# Solve this

Question:

If $A=\left[\begin{array}{ll}2 & 3 \\ 1 & 2\end{array}\right]$ and $I=\left[\begin{array}{ll}1 & 0 \\ 0 & 1\end{array}\right]$, then find $\lambda, \mu$ so that $A^{2}=\lambda A+\mu l$

Solution:

Given : $A=\left[\begin{array}{ll}2 & 3 \\ 1 & 2\end{array}\right]$

Now,

$A^{2}=A A$

$\Rightarrow A^{2}=\left[\begin{array}{ll}2 & 3 \\ 1 & 2\end{array}\right]\left[\begin{array}{ll}2 & 3 \\ 1 & 2\end{array}\right]$

$\Rightarrow A^{2}=\left[\begin{array}{ll}4+3 & 6+6 \\ 2+2 & 3+4\end{array}\right]$

$\Rightarrow A^{2}=\left[\begin{array}{cc}7 & 12 \\ 4 & 7\end{array}\right]$

$A^{2}=\lambda A+\mu I$

$\Rightarrow\left[\begin{array}{cc}7 & 12 \\ 4 & 7\end{array}\right]=\lambda\left[\begin{array}{ll}2 & 3 \\ 1 & 2\end{array}\right]+\mu\left[\begin{array}{ll}1 & 0 \\ 0 & 1\end{array}\right]$

$\Rightarrow\left[\begin{array}{cc}7 & 12 \\ 4 & 7\end{array}\right]=\left[\begin{array}{cc}2 \lambda & 3 \lambda \\ \lambda & 2 \lambda\end{array}\right]+\left[\begin{array}{ll}\mu & 0 \\ 0 & \mu\end{array}\right]$

$\Rightarrow\left[\begin{array}{cc}7 & 12 \\ 4 & 7\end{array}\right]=\left[\begin{array}{cc}2 \lambda+\mu & 3 \lambda+0 \\ \lambda+0 & 2 \lambda+\mu\end{array}\right]$

$\Rightarrow\left[\begin{array}{cc}7 & 12 \\ 4 & 7\end{array}\right]=\left[\begin{array}{cc}2 \lambda+\mu & 3 \lambda \\ \lambda & 2 \lambda+\mu\end{array}\right]$

The corresponding elements of two equal matrices are equal.

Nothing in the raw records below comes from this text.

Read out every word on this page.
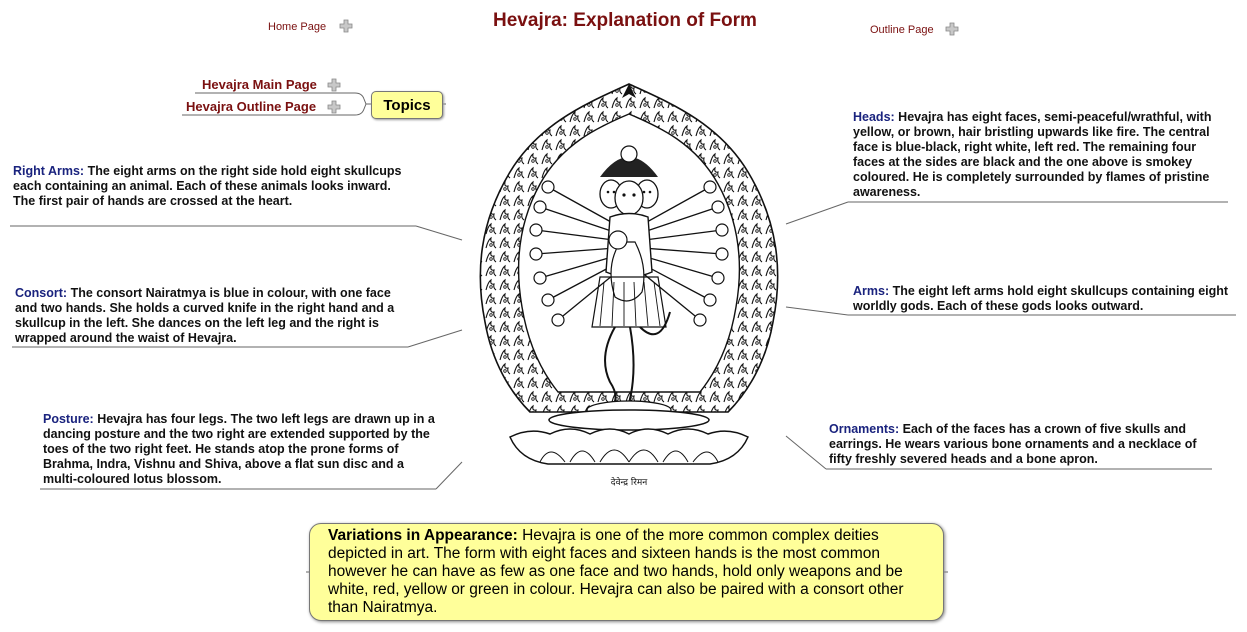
Hevajra: Explanation of Form
Home Page	Outline Page
Hevajra Main Page
Hevajra Outline Page	Topics
Right Arms: The eight arms on the right side hold eight skullcups each containing an animal. Each of these animals looks inward. The first pair of hands are crossed at the heart.
Consort: The consort Nairatmya is blue in colour, with one face and two hands. She holds a curved knife in the right hand and a skullcup in the left. She dances on the left leg and the right is wrapped around the waist of Hevajra.
Posture: Hevajra has four legs. The two left legs are drawn up in a dancing posture and the two right are extended supported by the toes of the two right feet. He stands atop the prone forms of Brahma, Indra, Vishnu and Shiva, above a flat sun disc and a multi-coloured lotus blossom.
Heads: Hevajra has eight faces, semi-peaceful/wrathful, with yellow, or brown, hair bristling upwards like fire. The central face is blue-black, right white, left red. The remaining four faces at the sides are black and the one above is smokey coloured. He is completely surrounded by flames of pristine awareness.
Arms: The eight left arms hold eight skullcups containing eight worldly gods. Each of these gods looks outward.
Ornaments: Each of the faces has a crown of five skulls and earrings. He wears various bone ornaments and a necklace of fifty freshly severed heads and a bone apron.
देवेन्द्र रिमन
Variations in Appearance: Hevajra is one of the more common complex deities depicted in art. The form with eight faces and sixteen hands is the most common however he can have as few as one face and two hands, hold only weapons and be white, red, yellow or green in colour. Hevajra can also be paired with a consort other than Nairatmya.
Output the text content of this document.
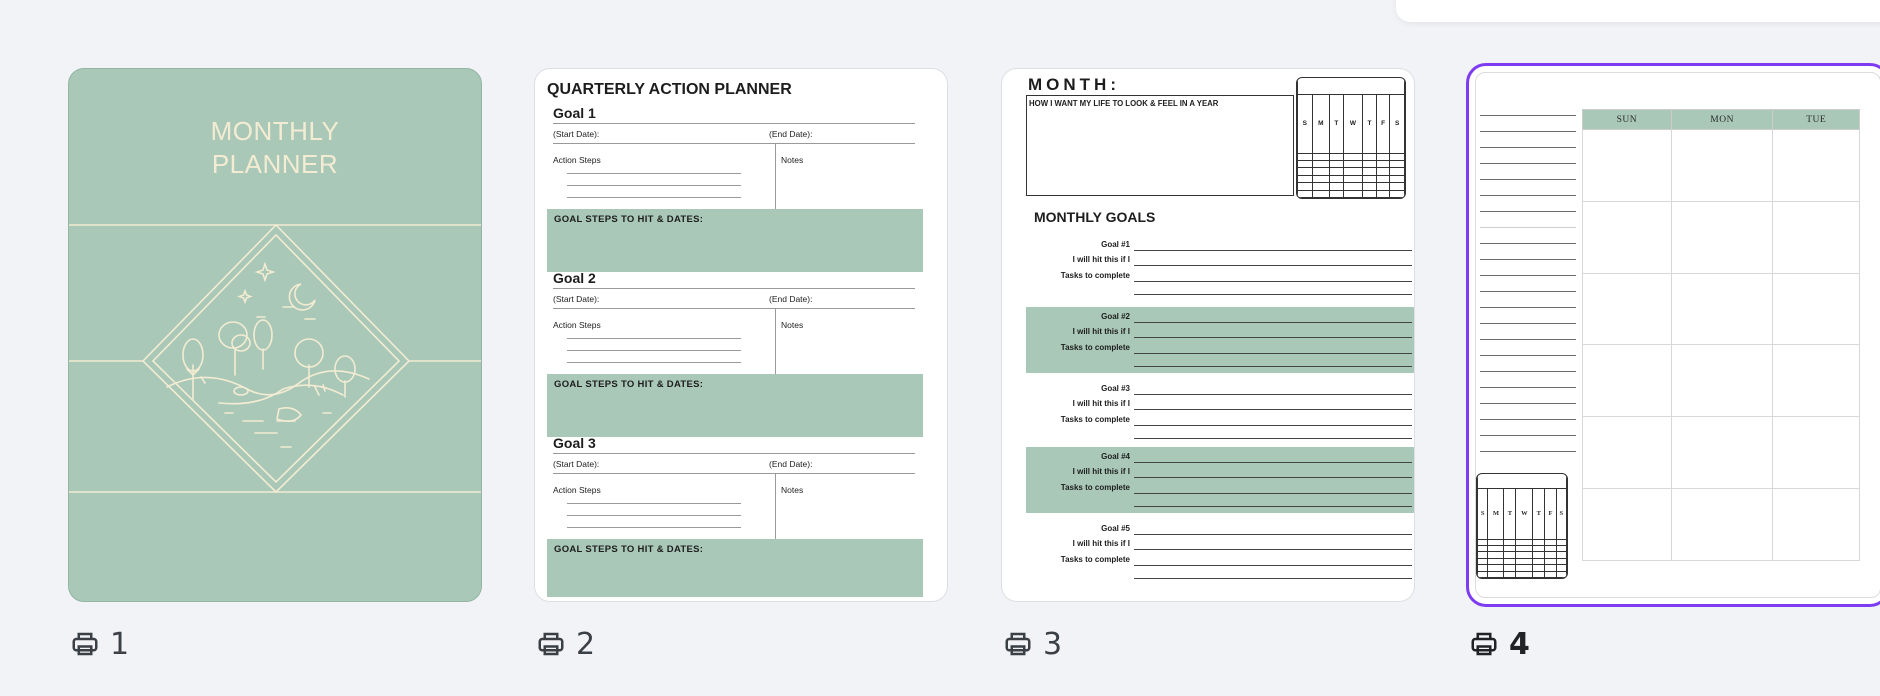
MONTHLY
PLANNER
1
QUARTERLY ACTION PLANNER
Goal 1
(Start Date):	(End Date):
Action Steps	Notes
GOAL STEPS TO HIT & DATES:
Goal 2
(Start Date):	(End Date):
Action Steps	Notes
GOAL STEPS TO HIT & DATES:
Goal 3
(Start Date):	(End Date):
Action Steps	Notes
GOAL STEPS TO HIT & DATES:
2
MONTH:
HOW I WANT MY LIFE TO LOOK & FEEL IN A YEAR

S	M	T	W	T	F	S

MONTHLY GOALS
Goal #1
I will hit this if I
Tasks to complete
Goal #2
I will hit this if I
Tasks to complete
Goal #3
I will hit this if I
Tasks to complete
Goal #4
I will hit this if I
Tasks to complete
Goal #5
I will hit this if I
Tasks to complete
3

S	M	T	W	T	F	S

SUN	MON	TUE

4
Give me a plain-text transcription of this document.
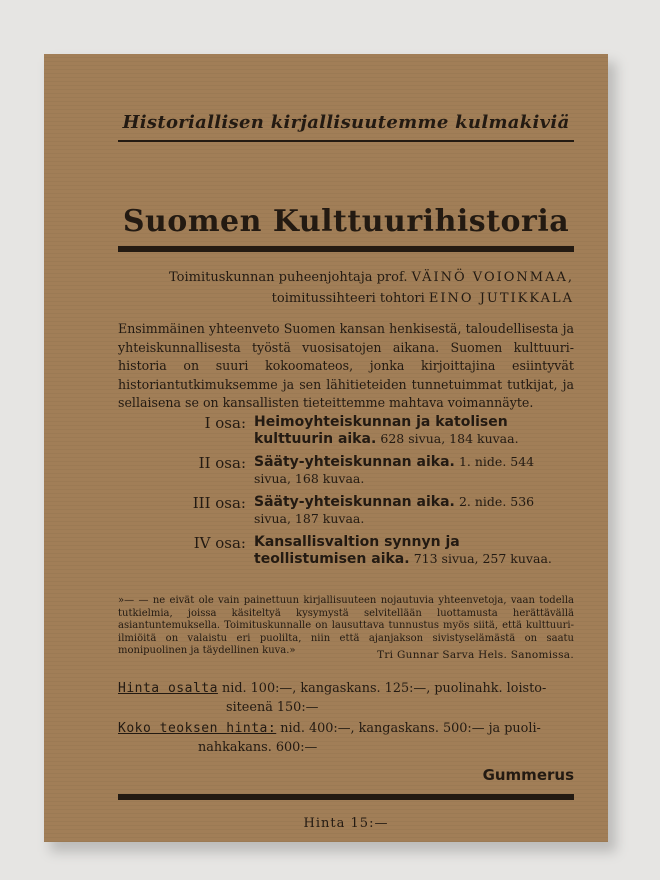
Historiallisen kirjallisuutemme kulmakiviä
Suomen Kulttuurihistoria
Toimituskunnan puheenjohtaja prof. VÄINÖ VOIONMAA,
toimitussihteeri tohtori EINO JUTIKKALA
Ensimmäinen yhteenveto Suomen kansan henkisestä, taloudellisesta ja yhteiskunnallisesta työstä vuosisatojen aikana. Suomen kulttuuri-historia on suuri kokoomateos, jonka kirjoittajina esiintyvät historiantutkimuksemme ja sen lähitieteiden tunnetuimmat tutkijat, ja sellaisena se on kansallisten tieteittemme mahtava voimannäyte.
I osa: Heimoyhteiskunnan ja katolisen kulttuurin aika. 628 sivua, 184 kuvaa.
II osa: Sääty-yhteiskunnan aika. 1. nide. 544 sivua, 168 kuvaa.
III osa: Sääty-yhteiskunnan aika. 2. nide. 536 sivua, 187 kuvaa.
IV osa: Kansallisvaltion synnyn ja teollistumisen aika. 713 sivua, 257 kuvaa.
»— — ne eivät ole vain painettuun kirjallisuuteen nojautuvia yhteenvetoja, vaan todella tutkielmia, joissa käsiteltyä kysymystä selvitellään luottamusta herättävällä asiantuntemuksella. Toimituskunnalle on lausuttava tunnustus myös siitä, että kulttuuri-ilmiöitä on valaistu eri puolilta, niin että ajanjakson sivistyselämästä on saatu monipuolinen ja täydellinen kuva.»	Tri Gunnar Sarva Hels. Sanomissa.
Hinta osalta nid. 100:—, kangaskans. 125:—, puolinahk. loisto-
siteenä 150:—
Koko teoksen hinta: nid. 400:—, kangaskans. 500:— ja puoli-
nahkakans. 600:—
Gummerus
Hinta 15:—
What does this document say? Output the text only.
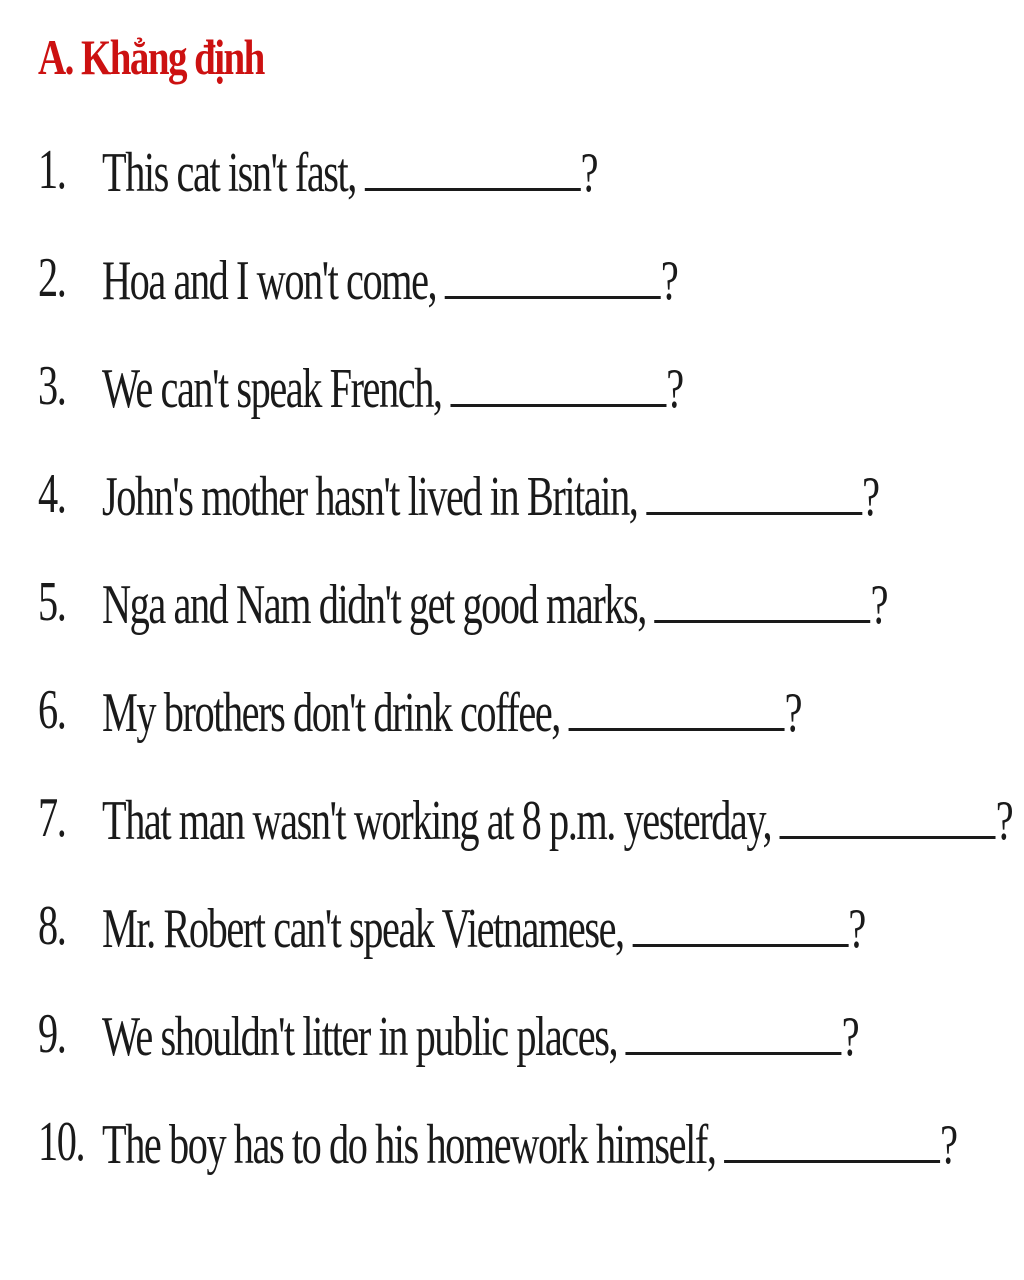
A. Khẳng định
1. This cat isn't fast,	?
2. Hoa and I won't come,	?
3. We can't speak French,	?
4. John's mother hasn't lived in Britain,	?
5. Nga and Nam didn't get good marks,	?
6. My brothers don't drink coffee,	?
7. That man wasn't working at 8 p.m. yesterday,	?
8. Mr. Robert can't speak Vietnamese,	?
9. We shouldn't litter in public places,	?
10. The boy has to do his homework himself,	?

$\therefore 7=2 \lambda+\mu$                 $\ldots(1)$

$12=3 \lambda$

$\Rightarrow \lambda=\frac{12}{3}=4$

Putting the value of $\lambda$ in eq. (1), we get

$7=2(4)+\mu$

$\Rightarrow 7-8=\mu$

$\therefore \mu=-1$